Perhaps before we plan to market any eggs, we should solve the basic conundrum of telling the male and female guinea fowl apart. The male "is generally slightly larger, has larger wattles, his voice is a more shrill shriek . . . and he has a peculiar habit of strutting on tiptoe and arching his back." Although neither guinea is very nice to other poultry, the male is "very pugnacious . . . chasing them away from their food" (Wright). Perhaps the female is easier to recognize, since, according to Browne in The American Poultry Yard (1850), "the hen alone uses the call note 'come back, come back,' accenting the second syllable strongly, from which they are often called 'come backs'."
Call them clingy, but the "come back" cry must work, for the males are monogamous, just as my aunt told me.
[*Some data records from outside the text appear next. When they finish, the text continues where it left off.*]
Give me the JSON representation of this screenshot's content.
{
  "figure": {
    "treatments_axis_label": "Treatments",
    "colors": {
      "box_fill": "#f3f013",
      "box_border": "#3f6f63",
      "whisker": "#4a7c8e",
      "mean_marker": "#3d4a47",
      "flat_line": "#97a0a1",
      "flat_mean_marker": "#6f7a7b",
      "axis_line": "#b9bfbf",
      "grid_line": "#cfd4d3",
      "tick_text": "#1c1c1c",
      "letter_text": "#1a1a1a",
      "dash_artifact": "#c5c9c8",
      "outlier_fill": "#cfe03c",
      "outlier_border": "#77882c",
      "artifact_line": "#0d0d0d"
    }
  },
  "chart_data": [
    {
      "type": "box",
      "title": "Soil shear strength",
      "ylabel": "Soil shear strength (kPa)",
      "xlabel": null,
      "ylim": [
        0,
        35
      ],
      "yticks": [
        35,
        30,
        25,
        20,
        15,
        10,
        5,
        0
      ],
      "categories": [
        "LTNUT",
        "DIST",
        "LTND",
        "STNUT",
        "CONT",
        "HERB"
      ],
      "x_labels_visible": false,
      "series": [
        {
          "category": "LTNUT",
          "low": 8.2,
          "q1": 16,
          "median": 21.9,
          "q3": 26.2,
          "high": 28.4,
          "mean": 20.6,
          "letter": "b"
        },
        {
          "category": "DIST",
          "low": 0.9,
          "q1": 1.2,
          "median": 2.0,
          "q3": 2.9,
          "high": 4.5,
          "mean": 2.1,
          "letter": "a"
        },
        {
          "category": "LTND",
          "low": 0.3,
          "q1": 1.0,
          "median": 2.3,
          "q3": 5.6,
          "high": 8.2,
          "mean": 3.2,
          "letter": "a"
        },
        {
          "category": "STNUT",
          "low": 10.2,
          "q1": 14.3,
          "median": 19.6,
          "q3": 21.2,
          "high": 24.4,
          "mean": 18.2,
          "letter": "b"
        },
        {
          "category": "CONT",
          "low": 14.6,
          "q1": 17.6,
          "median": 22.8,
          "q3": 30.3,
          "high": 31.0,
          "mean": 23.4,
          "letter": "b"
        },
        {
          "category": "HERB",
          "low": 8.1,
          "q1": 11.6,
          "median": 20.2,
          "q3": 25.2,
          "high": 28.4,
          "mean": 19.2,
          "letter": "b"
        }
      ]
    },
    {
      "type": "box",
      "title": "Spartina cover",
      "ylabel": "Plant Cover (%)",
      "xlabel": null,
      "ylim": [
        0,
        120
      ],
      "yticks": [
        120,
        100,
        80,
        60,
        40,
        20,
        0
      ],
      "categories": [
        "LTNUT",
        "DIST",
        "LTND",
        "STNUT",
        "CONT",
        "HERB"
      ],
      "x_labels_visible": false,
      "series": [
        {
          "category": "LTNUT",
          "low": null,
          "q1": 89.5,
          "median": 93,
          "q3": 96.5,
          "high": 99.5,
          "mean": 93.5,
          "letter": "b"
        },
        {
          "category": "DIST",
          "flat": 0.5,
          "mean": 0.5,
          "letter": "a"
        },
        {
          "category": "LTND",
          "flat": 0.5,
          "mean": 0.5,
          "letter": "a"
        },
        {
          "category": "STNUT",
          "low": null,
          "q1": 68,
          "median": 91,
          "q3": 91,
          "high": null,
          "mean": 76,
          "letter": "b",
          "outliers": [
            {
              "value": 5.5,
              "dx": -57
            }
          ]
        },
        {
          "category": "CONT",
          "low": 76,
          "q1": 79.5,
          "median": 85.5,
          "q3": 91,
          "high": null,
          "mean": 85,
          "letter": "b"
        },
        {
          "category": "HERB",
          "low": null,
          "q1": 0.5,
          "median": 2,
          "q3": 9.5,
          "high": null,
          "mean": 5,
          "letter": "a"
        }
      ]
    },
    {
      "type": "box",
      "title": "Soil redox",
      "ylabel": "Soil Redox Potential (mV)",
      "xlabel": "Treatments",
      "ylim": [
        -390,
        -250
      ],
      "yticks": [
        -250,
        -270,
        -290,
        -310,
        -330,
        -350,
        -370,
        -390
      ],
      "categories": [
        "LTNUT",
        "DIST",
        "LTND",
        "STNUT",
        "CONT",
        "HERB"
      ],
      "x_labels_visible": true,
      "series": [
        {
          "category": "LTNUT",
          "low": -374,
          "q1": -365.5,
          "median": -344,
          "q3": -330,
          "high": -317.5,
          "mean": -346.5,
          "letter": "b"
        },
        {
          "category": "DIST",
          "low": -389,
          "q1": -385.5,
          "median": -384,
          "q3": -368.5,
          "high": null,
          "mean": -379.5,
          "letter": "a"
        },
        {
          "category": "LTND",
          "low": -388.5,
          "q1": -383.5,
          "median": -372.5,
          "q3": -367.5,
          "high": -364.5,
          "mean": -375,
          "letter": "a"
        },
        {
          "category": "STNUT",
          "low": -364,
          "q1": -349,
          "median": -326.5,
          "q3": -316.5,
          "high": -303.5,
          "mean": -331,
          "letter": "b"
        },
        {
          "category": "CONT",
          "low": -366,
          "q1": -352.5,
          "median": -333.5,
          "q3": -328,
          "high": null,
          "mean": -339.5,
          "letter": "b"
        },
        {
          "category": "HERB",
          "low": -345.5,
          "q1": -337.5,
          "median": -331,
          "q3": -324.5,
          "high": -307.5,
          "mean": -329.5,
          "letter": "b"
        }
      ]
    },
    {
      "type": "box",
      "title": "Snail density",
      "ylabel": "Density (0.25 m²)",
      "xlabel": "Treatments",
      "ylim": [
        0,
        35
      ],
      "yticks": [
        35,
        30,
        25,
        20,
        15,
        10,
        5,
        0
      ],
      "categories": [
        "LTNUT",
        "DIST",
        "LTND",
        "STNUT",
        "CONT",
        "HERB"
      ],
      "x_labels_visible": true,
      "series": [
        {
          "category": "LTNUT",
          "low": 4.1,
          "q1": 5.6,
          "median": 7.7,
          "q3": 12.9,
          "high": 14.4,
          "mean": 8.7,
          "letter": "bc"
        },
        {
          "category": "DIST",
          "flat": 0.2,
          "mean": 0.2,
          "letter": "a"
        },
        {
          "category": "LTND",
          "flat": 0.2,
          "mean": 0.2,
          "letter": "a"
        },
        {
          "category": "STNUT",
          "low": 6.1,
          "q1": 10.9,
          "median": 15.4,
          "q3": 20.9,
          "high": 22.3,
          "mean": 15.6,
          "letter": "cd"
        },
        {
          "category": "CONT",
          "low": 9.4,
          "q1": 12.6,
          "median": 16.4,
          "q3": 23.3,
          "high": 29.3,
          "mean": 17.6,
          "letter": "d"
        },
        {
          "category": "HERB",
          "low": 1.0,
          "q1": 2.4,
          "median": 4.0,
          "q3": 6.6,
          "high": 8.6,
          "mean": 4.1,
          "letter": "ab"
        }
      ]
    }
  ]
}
Although Lewis Wright says "The wild bird is monogamous, in domestication two hens may be allowed to one cock; more than this sometimes succeeds, but nearly as often fails," Browne is more detailed on the subject of guinea family life, and he has a slightly different opinion: "There is one circumstance in regard to the habits of the Guinea cock, which may not generally be known; that is he is monogamous, or having one wife only, pairing with his mate, like a partridge, or pigeon, and remaining faithful to her, (perhaps with one or two trifling peccadilloes,) so long as they continue to live together." If one tries to put one male with two females, "it will be found, on close observation, that though the three keep together so as to form one 'pack' according to their original instinct, yet that the cock and one hen will be unkind and stingy to the other unfortunate female, keep her at a certain distance, merely suffering her society, and making her feel that she is with them only on sufferance." The extra hen's eggs would be all right to eat, but will only produce "disappointment and addled eggs" if set. The Guinea hen, presumably happily married, will begin to lay anytime from the end of March through mid-May, and will continue through the end of August, producing 60 to one hundred eggs. Lewis Wright advises setting the April and May eggs, although the guinea hen will usually not go broody until august.

1 comment:

Anonymous said...

These birds fascinate me. I have not been around them much. I did not know all this stuff about them. I did not even know you could eat their eggs! Great post. I learned something, too. Have a good weekend.